Can a vendor read 'encrypted' data? It depends on which encryption.

"Encrypted" is the most overloaded word in workspace marketing. Every major SaaS tool advertises encryption. Slack is encrypted. Notion is encrypted. Dropbox is encrypted. Gmail is encrypted. Most of them can also read your data. Both statements are true.

The reconciliation is that there are several distinct types of encryption a workspace tool can use, and only one of them prevents the vendor from accessing content. Understanding the difference is the difference between trusting a policy and trusting a property.

TLS (the "https://" in your browser bar) encrypts data on the network between your device and the vendor's servers. Without TLS, anyone sniffing the network could read what you sent — a former problem of the open-WiFi era. Modern web traffic is almost universally TLS-encrypted.

What it protects you from: passive network observers, untrusted WiFi, ISP-level snooping of content. What it doesn't protect you from: the vendor's servers themselves. Once your data arrives at the vendor, it's decrypted and the vendor can read it.

When data sits in the vendor's databases or file storage, it's typically encrypted at rest — meaning the disk blocks holding your data are encrypted with a key the vendor manages. AWS KMS, Azure Key Vault, Google Cloud KMS, or self-managed equivalents handle this. If an attacker physically stole the vendor's disks, they couldn't read them without the keys.
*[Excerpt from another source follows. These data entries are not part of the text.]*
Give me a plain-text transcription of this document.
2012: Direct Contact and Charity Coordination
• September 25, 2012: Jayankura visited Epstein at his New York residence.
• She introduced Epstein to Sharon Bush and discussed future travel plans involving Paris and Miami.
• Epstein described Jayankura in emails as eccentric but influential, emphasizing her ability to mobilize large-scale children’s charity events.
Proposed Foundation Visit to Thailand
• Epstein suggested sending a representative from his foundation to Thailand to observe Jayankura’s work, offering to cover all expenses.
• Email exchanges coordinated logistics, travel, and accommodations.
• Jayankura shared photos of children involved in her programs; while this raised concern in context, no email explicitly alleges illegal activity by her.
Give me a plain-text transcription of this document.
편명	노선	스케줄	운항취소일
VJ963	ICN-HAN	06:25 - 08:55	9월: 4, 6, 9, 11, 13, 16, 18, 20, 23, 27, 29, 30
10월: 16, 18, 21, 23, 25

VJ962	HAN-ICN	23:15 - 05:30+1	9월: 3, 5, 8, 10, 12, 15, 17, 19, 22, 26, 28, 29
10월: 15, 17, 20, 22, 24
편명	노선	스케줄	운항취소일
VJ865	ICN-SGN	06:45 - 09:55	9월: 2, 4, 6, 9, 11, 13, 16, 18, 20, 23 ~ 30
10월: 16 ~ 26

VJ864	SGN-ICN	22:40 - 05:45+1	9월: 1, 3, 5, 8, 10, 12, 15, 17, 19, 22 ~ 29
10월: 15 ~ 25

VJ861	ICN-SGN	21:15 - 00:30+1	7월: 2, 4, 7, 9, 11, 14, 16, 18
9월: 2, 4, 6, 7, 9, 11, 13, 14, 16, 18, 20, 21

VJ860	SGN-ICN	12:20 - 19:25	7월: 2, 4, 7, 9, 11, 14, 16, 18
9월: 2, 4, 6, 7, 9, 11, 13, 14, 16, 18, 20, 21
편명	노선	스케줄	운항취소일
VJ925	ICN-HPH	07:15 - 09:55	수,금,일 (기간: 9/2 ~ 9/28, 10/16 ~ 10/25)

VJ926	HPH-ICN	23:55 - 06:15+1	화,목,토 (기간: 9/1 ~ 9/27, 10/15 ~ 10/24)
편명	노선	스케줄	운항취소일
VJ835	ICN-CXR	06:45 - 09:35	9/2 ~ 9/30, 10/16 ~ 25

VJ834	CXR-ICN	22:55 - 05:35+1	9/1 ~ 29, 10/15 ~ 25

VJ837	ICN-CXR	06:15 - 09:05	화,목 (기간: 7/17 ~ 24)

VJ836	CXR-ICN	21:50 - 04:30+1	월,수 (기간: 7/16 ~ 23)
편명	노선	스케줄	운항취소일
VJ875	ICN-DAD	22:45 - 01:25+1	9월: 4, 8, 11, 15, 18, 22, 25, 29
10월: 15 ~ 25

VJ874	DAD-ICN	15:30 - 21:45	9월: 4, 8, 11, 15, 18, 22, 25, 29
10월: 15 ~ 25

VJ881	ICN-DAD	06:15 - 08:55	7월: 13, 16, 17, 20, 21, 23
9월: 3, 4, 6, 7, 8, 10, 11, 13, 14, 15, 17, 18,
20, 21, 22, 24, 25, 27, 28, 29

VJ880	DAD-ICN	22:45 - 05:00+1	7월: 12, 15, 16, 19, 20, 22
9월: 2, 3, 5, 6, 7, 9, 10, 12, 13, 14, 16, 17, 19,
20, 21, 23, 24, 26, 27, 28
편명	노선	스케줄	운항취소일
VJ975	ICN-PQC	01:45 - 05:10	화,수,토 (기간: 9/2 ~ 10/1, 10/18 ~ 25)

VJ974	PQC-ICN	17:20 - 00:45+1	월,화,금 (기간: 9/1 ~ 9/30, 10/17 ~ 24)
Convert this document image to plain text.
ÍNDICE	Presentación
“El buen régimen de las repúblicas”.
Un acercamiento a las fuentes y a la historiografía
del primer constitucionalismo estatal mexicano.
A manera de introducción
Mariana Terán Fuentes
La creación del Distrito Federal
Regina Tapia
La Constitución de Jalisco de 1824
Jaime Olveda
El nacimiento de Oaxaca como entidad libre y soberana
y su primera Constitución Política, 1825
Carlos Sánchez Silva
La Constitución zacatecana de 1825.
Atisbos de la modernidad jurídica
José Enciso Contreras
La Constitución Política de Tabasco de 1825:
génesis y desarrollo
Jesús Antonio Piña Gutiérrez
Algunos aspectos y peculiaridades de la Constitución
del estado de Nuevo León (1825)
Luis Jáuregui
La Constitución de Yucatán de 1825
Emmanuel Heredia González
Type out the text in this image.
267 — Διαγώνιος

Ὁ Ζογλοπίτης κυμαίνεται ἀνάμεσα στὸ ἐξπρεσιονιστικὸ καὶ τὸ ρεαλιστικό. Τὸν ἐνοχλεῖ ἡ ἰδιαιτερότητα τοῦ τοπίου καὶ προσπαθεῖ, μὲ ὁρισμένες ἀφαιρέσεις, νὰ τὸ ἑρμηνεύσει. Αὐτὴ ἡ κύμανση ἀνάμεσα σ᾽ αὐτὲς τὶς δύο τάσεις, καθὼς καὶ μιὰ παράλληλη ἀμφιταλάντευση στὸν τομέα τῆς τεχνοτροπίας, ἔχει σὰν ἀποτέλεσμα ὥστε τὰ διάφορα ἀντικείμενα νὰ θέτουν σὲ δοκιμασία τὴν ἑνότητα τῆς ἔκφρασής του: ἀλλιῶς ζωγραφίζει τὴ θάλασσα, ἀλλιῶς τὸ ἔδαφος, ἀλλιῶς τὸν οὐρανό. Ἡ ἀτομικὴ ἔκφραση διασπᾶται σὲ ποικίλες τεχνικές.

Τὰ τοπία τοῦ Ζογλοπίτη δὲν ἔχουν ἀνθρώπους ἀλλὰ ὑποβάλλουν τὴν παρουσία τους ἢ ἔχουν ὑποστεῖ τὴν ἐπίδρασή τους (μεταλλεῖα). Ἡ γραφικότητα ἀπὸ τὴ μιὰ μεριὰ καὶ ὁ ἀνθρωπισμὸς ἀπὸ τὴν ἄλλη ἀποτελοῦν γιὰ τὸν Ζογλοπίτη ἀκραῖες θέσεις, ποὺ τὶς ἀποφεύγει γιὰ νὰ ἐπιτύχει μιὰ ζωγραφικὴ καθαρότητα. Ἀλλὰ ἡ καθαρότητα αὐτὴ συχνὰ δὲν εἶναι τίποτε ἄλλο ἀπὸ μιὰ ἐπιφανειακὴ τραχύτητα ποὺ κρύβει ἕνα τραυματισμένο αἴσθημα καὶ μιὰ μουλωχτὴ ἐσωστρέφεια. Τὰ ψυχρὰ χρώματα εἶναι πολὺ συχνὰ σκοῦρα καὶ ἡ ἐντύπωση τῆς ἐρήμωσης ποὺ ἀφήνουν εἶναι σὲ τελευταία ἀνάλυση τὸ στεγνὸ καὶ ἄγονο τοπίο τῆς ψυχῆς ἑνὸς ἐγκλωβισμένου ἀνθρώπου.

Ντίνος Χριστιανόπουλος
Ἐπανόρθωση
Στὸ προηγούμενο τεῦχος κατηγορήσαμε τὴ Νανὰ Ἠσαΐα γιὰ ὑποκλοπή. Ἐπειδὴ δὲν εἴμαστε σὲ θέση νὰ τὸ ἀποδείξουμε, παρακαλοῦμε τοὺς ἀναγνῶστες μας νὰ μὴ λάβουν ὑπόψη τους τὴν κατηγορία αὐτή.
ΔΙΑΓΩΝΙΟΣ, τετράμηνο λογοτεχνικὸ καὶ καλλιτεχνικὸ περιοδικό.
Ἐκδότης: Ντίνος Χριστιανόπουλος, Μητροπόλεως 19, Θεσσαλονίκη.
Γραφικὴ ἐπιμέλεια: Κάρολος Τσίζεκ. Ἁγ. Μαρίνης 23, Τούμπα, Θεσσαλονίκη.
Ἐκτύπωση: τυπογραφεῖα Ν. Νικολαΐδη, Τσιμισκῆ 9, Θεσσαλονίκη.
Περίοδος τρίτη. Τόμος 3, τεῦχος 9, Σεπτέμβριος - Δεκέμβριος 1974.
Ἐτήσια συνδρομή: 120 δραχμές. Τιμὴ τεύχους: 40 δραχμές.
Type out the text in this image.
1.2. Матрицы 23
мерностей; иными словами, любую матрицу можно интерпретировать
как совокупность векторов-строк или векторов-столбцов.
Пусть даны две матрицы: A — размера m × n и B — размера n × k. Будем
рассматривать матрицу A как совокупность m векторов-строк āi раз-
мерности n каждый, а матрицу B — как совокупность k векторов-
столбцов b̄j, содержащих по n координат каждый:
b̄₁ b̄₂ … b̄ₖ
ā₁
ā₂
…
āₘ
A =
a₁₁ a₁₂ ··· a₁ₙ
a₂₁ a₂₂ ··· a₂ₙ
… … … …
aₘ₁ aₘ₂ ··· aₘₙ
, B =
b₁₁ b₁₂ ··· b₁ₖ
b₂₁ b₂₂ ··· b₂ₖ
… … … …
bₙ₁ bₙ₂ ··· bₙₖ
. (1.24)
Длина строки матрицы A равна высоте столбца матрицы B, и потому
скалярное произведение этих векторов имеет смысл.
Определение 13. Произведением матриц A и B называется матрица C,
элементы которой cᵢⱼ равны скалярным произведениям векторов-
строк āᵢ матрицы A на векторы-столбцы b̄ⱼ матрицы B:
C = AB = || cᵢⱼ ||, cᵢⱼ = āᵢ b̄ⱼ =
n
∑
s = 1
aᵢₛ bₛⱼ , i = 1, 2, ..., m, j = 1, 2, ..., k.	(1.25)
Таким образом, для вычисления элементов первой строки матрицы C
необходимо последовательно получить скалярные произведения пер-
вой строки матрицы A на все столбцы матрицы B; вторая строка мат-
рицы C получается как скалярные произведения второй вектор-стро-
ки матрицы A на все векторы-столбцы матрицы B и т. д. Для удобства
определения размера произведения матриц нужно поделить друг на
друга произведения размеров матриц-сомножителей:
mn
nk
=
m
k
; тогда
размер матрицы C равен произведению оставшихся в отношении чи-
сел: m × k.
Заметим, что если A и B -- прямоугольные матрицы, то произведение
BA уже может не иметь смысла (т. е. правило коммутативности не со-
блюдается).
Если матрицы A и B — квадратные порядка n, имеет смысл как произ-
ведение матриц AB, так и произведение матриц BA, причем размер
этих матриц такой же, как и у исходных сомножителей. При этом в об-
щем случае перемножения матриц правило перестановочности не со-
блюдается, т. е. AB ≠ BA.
What it protects you from: physical-disk theft, certain classes of cloud-storage misconfigurations, some backup-tape exposures. What it doesn't protect you from: the vendor's services. When a Slack server needs to render a message, it asks KMS for the key, decrypts the row, and reads it. Encryption-at-rest is a property of the storage, not of the data flow.

Some enterprise tiers (Microsoft 365 Customer Key, Google Workspace external KMS, AWS SSE-C) let the customer supply the encryption keys for data at rest. The vendor's services still decrypt at runtime — they ask the customer's KMS for the key, decrypt the data, operate on it, re-encrypt before storing. The customer-managed-key model adds a checkpoint where the customer's KMS can refuse, log, or revoke key access.

What it protects you from: at-rest exfiltration (an attacker who steals disks can't decrypt without the customer's key), some classes of insider threat (a rogue vendor employee can't decrypt without going through the customer KMS path). What it doesn't protect you from: anything the vendor's services can do at runtime, including reading content for product features.

Google Workspace Client-Side Encryption (CSE) is the most prominent example. Data is encrypted on the user's device before it's uploaded to Google. Google never sees the cleartext. The customer's Key Service holds the keys; the customer's IT team manages the deployment.

What it protects you from: vendor-side cleartext access at every layer — storage, services, support staff, AI. The vendor truly holds ciphertext for covered surfaces. What it doesn't protect you from: surfaces not covered by CSE (most of the workspace, by surface count), the cost of running a Key Service, the complexity of managing the customer-managed-key lifecycle.

Signal, Koaich, Proton Mail, and a few others use end-to-end encryption with keys held on the user's device — not by an IT team's central KMS, but on the actual device. Encryption happens before data leaves the device; decryption happens only on the recipient's device. The vendor holds ciphertext at every layer, with no recoverable key.

What it protects you from: every class of vendor-side access. The vendor cannot read content for product features, AI, support, or legal demands — not because they choose not to, but because they don't have the key. What it doesn't protect you from: a compromise of your own device (an attacker with your device has your keys), or loss of your own keys without recovery setup (your data is gone, by design).

When a vendor says "your data is encrypted" without specifics, the default is: TLS in transit + server-side encryption at rest with vendor-held keys. This is the standard SaaS posture. The vendor's runtime services can read your content; everything the vendor does at runtime depends on cleartext access.

Look for: who holds the keys (vendor, customer, user) and at which layer encryption happens (transit, storage, server-side runtime, customer-side, user-device). The combination of those two answers tells you what the vendor can do with your data — not the marketing claim.